Nous sommes tous deux issus de familles catholiques classiques. Agnès est née en Alsace dans une famille de 5 enfants. François à Paris dans une famille de 9 enfants. Tous deux et toute notre fratrie avons été élevés dans la foi catholique : baptême, catéchisme, messes dominicales, confessions, confirmation, profession de foi et mariage (exceptés deux sœurs et un frère de François).

Agnès
J’ai fréquenté l’école publique jusqu’en CM1, la catéchèse était alors assurée par le curé de mon village.

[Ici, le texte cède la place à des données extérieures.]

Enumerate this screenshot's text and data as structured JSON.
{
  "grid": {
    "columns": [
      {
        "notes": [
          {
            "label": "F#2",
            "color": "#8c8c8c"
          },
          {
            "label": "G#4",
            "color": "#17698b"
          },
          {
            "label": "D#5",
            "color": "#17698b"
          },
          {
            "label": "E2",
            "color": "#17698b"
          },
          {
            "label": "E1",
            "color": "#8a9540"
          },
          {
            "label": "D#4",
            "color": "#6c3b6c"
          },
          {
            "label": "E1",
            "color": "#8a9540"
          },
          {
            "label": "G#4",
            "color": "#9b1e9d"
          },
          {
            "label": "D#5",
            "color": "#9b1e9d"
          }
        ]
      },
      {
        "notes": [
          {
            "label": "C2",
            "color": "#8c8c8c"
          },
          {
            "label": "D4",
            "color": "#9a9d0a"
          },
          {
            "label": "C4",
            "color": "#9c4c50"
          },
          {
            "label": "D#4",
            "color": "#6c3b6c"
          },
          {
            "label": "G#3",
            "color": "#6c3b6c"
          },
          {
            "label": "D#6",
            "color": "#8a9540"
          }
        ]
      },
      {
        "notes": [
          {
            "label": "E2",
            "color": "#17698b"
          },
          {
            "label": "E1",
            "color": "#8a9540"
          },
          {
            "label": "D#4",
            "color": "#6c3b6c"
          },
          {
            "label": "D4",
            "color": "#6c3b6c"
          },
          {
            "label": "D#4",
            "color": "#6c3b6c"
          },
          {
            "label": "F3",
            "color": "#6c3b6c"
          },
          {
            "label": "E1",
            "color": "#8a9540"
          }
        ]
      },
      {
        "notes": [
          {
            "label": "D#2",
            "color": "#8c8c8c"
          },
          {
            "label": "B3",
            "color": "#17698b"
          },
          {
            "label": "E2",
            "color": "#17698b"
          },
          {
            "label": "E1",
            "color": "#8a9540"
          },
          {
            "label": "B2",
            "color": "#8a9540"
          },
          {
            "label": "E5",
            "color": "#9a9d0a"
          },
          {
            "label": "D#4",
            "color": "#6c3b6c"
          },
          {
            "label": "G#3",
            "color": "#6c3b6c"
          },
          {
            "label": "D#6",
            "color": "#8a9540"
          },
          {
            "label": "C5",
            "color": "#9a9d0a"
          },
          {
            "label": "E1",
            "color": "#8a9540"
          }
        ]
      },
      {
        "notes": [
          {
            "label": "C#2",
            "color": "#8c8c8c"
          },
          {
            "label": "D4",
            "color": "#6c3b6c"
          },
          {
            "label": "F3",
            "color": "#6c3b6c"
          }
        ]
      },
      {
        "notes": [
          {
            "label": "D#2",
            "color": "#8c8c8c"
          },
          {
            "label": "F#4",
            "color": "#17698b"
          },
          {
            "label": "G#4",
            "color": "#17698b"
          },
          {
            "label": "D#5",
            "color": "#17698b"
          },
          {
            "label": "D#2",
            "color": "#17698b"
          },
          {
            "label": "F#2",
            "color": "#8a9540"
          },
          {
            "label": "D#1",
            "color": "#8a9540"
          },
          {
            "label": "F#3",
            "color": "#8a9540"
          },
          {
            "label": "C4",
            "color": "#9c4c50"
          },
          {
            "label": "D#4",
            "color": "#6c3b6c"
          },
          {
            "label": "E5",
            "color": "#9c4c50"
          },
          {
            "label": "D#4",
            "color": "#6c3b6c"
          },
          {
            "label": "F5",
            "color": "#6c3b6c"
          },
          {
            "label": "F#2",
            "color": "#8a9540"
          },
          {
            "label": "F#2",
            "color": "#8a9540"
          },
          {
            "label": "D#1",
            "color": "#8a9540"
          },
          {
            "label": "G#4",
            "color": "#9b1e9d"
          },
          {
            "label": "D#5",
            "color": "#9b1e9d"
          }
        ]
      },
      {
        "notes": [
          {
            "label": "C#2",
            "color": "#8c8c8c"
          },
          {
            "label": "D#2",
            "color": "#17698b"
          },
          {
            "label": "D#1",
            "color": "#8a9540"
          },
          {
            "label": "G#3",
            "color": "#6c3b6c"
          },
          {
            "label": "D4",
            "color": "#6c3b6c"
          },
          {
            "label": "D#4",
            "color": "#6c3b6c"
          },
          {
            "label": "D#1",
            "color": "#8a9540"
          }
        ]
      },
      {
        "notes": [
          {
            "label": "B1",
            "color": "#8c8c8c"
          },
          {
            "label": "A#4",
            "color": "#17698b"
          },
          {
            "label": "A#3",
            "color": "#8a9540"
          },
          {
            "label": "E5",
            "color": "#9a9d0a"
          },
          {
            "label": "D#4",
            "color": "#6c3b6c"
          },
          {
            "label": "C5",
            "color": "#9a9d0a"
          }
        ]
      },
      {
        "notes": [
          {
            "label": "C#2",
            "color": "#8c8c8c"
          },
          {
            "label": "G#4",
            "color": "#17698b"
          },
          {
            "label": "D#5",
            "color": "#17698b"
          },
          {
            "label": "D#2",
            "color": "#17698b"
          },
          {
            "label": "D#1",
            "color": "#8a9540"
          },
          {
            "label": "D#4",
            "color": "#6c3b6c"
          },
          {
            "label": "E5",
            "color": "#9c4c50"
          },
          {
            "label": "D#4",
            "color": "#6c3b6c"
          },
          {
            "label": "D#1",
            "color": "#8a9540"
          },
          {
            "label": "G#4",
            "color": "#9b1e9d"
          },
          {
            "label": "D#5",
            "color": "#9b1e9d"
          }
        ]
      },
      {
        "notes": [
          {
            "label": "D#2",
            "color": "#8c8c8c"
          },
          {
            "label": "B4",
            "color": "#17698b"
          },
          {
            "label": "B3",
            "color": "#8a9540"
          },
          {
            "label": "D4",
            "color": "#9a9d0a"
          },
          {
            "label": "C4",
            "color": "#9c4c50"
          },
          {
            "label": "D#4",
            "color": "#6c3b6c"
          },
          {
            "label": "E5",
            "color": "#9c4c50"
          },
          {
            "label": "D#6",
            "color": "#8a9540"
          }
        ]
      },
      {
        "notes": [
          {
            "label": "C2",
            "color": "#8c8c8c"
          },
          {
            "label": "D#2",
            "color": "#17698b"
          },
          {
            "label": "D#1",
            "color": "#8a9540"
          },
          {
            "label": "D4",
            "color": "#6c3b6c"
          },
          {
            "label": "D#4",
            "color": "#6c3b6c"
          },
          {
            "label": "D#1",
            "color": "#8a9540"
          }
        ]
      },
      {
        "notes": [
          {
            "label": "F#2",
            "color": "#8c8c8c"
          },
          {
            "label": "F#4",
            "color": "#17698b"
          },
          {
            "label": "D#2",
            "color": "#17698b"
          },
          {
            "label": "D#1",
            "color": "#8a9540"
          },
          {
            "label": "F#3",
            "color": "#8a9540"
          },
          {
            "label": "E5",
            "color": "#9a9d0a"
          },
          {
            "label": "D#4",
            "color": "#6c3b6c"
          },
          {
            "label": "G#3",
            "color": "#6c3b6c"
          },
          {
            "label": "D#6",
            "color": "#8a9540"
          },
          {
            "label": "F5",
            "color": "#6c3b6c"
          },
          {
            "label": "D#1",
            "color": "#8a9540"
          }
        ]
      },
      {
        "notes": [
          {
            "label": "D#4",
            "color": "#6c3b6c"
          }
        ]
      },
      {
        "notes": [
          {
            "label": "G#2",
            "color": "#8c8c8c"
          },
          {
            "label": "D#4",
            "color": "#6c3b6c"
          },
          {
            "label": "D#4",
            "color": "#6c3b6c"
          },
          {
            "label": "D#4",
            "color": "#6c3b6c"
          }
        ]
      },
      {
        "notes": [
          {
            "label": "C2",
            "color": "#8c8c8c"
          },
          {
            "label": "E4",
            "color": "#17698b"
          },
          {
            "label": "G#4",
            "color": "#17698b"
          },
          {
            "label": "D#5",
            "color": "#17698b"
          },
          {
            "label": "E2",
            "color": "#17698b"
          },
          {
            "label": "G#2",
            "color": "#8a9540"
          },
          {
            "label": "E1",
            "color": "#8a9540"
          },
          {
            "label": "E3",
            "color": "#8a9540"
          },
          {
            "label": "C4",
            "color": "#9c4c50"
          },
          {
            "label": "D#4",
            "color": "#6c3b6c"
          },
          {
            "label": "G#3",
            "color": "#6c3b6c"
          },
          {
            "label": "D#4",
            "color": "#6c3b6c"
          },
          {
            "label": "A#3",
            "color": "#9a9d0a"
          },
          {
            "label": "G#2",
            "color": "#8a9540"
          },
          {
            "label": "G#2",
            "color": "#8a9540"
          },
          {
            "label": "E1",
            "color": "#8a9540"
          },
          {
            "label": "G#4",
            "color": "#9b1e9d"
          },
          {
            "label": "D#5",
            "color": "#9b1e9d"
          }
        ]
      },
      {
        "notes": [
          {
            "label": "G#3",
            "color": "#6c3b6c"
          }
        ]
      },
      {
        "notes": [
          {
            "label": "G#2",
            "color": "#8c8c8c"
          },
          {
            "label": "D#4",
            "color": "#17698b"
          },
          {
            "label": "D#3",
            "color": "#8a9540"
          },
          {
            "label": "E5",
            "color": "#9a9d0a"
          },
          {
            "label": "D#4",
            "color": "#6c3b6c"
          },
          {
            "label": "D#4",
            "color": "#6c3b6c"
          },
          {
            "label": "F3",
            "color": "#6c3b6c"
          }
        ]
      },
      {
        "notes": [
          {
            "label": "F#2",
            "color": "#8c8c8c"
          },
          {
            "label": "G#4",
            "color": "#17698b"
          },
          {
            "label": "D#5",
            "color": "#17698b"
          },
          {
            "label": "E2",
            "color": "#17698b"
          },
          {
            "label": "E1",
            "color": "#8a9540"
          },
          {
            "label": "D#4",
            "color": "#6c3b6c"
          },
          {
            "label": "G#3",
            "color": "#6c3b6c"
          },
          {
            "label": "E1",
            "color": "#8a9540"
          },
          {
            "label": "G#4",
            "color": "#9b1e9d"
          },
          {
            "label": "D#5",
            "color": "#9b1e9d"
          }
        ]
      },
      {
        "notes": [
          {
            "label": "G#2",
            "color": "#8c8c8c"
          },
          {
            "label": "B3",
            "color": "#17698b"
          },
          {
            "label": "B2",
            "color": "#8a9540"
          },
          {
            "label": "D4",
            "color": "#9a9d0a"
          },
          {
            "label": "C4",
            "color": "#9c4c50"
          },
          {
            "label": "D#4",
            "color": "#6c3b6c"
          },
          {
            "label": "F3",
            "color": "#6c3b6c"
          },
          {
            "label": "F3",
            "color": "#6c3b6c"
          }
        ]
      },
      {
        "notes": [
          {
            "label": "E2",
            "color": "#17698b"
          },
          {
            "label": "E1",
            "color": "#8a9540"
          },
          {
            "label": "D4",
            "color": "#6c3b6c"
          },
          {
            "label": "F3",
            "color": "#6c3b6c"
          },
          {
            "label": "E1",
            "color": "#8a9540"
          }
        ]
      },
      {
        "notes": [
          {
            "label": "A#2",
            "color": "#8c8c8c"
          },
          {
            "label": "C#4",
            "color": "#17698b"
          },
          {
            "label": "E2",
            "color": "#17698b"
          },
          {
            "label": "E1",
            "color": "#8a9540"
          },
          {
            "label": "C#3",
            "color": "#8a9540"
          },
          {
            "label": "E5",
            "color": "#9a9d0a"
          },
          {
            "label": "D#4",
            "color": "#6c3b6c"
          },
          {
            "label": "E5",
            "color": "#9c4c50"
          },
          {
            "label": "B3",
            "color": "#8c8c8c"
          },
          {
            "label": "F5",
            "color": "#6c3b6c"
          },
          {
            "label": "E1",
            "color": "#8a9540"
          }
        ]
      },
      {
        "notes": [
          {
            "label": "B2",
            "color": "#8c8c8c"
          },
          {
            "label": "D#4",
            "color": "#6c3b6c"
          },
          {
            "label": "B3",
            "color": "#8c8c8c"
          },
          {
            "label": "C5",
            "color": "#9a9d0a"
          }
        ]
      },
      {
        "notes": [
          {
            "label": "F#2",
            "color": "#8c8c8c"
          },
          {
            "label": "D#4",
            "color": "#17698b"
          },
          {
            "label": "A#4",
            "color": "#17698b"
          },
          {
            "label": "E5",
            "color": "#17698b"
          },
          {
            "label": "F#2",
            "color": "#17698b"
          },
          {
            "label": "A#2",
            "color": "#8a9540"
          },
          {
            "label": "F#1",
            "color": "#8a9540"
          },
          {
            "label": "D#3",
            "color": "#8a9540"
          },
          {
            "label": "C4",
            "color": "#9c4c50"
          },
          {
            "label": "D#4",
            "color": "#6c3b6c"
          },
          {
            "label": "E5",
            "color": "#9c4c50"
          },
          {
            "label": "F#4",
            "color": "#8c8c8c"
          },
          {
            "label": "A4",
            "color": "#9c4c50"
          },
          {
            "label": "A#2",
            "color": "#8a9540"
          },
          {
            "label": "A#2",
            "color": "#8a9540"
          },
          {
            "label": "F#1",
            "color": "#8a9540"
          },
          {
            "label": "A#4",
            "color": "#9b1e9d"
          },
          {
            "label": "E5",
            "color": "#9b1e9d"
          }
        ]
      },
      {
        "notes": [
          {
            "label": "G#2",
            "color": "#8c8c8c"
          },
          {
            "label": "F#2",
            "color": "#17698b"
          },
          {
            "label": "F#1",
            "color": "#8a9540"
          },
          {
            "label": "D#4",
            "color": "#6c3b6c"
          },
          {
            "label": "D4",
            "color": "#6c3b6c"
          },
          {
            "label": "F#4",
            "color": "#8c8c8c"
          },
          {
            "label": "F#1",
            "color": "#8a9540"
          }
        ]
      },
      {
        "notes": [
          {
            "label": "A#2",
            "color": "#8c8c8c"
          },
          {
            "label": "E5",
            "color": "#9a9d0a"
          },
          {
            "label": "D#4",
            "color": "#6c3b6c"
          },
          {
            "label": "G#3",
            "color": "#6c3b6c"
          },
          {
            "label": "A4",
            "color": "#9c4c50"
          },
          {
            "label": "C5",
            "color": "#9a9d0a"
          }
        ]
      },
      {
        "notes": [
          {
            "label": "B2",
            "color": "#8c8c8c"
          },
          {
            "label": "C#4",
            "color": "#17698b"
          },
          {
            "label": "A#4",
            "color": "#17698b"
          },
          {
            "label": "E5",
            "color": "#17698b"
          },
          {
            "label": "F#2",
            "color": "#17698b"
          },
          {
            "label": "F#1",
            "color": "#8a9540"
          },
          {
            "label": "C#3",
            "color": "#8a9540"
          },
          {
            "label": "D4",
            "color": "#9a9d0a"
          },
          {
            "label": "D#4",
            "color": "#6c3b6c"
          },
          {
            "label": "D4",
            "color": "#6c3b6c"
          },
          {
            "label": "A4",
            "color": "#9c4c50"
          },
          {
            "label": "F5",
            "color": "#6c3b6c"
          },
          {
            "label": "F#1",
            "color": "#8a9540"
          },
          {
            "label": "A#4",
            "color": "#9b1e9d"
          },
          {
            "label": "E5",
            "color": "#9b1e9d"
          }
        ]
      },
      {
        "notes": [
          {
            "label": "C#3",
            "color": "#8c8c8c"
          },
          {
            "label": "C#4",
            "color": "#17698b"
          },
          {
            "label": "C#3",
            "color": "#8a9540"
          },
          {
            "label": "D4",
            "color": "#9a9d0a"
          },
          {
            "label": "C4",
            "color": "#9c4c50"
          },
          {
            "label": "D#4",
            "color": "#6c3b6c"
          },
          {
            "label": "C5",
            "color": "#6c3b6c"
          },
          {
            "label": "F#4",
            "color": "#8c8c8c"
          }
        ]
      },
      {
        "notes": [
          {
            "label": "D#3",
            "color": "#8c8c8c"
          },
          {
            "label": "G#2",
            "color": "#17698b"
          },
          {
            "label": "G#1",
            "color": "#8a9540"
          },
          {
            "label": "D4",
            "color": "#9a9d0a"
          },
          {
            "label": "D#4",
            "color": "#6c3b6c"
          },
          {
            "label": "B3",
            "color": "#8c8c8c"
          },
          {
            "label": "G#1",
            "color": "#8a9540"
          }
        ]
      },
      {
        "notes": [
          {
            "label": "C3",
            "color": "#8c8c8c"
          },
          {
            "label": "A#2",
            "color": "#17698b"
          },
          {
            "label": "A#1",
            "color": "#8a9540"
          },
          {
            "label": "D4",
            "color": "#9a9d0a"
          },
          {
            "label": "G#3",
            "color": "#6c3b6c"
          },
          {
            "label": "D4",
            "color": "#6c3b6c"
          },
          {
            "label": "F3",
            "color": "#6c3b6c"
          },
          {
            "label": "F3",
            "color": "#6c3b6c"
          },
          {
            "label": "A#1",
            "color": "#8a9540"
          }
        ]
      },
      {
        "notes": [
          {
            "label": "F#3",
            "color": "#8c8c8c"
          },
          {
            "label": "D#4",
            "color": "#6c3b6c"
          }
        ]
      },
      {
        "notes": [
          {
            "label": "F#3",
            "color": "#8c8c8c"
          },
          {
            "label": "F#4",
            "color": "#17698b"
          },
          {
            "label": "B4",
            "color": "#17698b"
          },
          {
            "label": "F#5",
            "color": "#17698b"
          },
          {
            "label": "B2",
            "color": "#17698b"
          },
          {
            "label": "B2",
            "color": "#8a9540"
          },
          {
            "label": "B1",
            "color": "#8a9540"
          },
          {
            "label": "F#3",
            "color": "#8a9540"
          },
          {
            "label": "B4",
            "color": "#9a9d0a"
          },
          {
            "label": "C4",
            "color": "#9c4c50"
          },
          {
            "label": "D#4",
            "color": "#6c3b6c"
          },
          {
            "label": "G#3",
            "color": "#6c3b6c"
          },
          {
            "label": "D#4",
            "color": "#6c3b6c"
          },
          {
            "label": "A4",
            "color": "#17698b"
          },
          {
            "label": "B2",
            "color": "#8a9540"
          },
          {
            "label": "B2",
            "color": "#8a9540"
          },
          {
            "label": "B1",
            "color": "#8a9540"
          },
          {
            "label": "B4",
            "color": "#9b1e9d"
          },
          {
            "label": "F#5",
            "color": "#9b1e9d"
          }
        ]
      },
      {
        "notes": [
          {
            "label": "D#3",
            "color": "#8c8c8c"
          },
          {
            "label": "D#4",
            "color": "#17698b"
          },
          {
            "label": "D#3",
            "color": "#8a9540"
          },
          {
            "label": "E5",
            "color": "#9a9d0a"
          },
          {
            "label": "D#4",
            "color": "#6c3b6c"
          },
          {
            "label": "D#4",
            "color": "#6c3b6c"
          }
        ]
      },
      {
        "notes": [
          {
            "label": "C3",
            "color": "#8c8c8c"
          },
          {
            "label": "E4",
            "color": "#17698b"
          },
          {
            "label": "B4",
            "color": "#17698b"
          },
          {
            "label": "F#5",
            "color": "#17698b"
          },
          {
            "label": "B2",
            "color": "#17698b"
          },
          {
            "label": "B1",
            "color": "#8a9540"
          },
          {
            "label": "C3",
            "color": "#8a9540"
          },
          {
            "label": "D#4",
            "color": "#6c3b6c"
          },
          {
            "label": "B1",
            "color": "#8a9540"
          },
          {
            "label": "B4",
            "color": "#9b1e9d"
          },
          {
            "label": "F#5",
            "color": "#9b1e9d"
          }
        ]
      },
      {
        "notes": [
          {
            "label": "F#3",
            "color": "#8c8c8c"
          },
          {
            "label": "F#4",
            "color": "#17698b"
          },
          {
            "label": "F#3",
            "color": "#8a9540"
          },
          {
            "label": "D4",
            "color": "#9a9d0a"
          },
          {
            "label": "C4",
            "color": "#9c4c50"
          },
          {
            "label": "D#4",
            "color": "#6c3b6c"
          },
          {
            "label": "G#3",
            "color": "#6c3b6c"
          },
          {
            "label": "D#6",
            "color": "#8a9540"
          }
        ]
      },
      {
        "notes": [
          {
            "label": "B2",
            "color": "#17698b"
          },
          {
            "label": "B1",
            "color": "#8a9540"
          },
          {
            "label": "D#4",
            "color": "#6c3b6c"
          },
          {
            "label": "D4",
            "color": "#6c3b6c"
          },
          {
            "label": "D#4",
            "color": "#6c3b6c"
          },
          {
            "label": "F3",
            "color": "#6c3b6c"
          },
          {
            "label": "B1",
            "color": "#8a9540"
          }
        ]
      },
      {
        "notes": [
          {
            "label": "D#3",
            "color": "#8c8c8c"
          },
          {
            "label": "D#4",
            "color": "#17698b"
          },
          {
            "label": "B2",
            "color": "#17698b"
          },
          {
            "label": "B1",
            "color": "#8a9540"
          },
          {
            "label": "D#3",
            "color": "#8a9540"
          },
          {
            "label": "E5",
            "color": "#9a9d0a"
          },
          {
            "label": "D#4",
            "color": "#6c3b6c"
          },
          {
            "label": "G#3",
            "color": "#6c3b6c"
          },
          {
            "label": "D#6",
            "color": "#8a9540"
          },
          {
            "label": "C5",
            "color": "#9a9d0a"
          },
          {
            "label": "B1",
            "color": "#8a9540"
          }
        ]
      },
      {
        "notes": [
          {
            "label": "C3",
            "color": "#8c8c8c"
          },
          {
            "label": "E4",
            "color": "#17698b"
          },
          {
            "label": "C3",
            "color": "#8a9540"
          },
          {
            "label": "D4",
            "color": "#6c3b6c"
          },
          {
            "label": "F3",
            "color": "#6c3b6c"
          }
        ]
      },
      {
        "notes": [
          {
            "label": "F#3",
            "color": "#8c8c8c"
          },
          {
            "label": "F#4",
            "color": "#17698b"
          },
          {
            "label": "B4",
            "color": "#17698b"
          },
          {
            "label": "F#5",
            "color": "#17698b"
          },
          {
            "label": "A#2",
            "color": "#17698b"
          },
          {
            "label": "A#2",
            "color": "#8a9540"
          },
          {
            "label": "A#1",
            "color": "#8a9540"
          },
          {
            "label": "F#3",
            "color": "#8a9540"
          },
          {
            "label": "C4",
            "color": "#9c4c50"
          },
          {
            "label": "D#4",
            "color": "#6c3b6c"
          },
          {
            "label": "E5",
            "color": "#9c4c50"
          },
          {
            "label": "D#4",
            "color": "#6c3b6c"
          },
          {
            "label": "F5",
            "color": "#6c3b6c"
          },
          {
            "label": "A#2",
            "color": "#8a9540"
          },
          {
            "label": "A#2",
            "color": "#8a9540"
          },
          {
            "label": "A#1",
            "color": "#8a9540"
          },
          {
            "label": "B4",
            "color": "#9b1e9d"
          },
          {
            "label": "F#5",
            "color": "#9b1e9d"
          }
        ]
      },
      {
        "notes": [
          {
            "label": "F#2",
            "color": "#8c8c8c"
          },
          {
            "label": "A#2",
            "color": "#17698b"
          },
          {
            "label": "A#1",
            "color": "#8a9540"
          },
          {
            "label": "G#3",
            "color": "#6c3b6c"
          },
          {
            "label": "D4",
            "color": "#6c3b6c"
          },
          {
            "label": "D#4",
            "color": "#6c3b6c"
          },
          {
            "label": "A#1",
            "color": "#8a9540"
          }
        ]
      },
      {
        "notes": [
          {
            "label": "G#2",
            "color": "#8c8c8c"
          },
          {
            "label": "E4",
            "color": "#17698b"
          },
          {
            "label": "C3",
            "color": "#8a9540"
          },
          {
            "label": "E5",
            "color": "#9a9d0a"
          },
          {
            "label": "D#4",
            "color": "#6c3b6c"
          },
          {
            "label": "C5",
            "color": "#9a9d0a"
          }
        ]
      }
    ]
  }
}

Puis, du CM2 au baccalauréat, j’étais dans l’enseignement privé où j’ai effectué ensuite toute ma carrière de professeur des écoles en Alsace, à Paris et dans l’Hérault.

François
J’ai fait toute ma scolarité dans une institution privée sous contrat avec L’Etat, tenue par des Marianistes. Deux cousins de ma mère étaient prêtres, un oncle de mon père aussi. J’ai souvent servi la messe et j’ai fait partie, pendant ma vie estudiantine, d’un groupe de jeunes paroissial (messes, chantiers d’été et camps de neige, diners-débat…) Après trois ans de fac de droit, j’ai décidé d’entrer au séminaire pour devenir prêtre. Mais au bout de quinze mois, j’en suis sorti, ayant réalisé que mon tempérament ne cadrait pas du tout avec une institution ecclésiale à mes yeux trop dogmatique, ni avec un célibat imposé qu’il me serait impossible de vivre sereinement. Je suis alors parti dix-huit mois en coopération comme directeur d’école au Nord-Cameroun avec un double statut public (service national) et privé (mission catholique). Après quoi, de retour à Paris, j’ai exercé la profession de journaliste dans deux revues chrétiennes sur le Tiers Monde et l’Eglise. J’ai ensuite travaillé dans un hebdomadaire agricole à Nevers puis dans un quotidien régional jusqu’à ma retraite.

Agnès et François
Tout au long de ce chemin vital, le parcours religieux de notre couple a énormément évolué pour aboutir désormais à un largage quasi total de nos amarres avec l’Eglise catholique. Il serait malhonnête de prétendre qu’on se serait senti exclus de l'Eglise à cause d'une religion surannée, trop traditionnelle et conservatrice ou trop moraliste. Même si tous ces aspects-là ont pu peser sur nous à certains moments de notre adolescence et de notre jeunesse. En fait, la fracture s'est faite petit à petit et s’est agrandie toute seule, sans rejet et sans violence. Un simple constat de notre côté qui est devenu une évidence : on n'avait plus rien à vivre ensemble, on n’était plus sur la même planète.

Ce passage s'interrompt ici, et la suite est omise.